In opening her own factory all those years ago, Chauvin-Buthaud has not only built up her own brand but is actively making a long-lasting social impact on the industry in Côte d'Ivoire. She saw that there was a lack of production education in Abidjan and made it her mission to train local people by opening a centre to equip them with sewing skills and techniques that match European standards.

"When I decided to manufacture in Africa, there were no educational programmes where I come from. I thought that if I was going to make something proper, it's important to start with education and to create a school where young people can learn and then integrate into production in our factory," she explains.

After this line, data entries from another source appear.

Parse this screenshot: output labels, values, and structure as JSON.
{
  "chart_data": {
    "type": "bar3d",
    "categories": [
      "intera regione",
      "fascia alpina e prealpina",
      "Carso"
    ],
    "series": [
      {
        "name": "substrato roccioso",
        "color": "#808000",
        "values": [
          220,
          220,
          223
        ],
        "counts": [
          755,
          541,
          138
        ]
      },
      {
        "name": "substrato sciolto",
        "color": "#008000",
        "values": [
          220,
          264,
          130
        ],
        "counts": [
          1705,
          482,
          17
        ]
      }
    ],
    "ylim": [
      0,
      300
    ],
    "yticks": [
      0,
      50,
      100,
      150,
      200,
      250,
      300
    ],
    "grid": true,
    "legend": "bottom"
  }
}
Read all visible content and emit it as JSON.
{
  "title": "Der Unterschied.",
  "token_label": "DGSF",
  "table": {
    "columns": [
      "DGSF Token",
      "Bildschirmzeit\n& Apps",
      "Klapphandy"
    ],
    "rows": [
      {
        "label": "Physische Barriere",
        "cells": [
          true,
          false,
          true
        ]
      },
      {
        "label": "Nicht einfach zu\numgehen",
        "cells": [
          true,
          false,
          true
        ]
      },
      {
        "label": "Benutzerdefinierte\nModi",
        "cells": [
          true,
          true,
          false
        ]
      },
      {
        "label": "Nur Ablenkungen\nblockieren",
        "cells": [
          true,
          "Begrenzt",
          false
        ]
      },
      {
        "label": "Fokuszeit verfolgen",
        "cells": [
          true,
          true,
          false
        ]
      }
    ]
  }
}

Faith navy hat, Freedom navy shirt and Free striped pants by LaurenceAirline.
Faith navy hat, Freedom navy shirt and Free striped pants by LaurenceAirline.
Image: Supplied

Sustainability has become an important focus for Chauvin-Buthaud and an essential pillar in her vision for the future of Laurenceairline. Her brand favours traditionally made fabrics, some of which are created in partnership with textile artisans in Mali and Burkina Faso. They increasingly use environmentally friendly and recycled materials like SEAQUAL - a polyester made from recycled plastic removed from the ocean.

They have also chosen short production circuits, working with factories that are geographically closer to limit the environmental impact of the brand's production.

"Do less but better" is the mantra Chauvin-Buthaud says she lives by in work and in everyday life.

Her latest collection is a retrospective and sustainable approach to the new. Using pieces from previous collections as well as used materials like plastic bottles, Chauvin-Buthaud transformed the used into a unique wardrobe for the urban explorer. She has deconstructed and reconstructed, reprinted, tye-dyed and even added plants which sprouted from the textiles and model's faces - part of a statement about being more connected and kinder to nature.

What's striking about Chauvin-Buthaud is that in a time when designers push for cult followings and popularity, she prefers keeping a low profile and allows her brand to speaks for itself. She's doesn't worry about the furore of social media, instead she opts to be meticulous about the clothes she makes and how they impact the world.

"When I started out as a designer, it was a time when the key influencers were people like John Galliano and Alexander McQueen. It was a time when you could see how much work was in the clothes and it was a personal expression of aesthetic and beauty. I was trained to appreciate work and good intention.

"I think the focus is different now with social media. The industry has changed in terms of the relationship between the customer, the designer and how we communicate around fashion. It's unfortunately become more about marketing than about clothing. But fashion is a cycle, so I hope that we will go back to the more traditional and well made."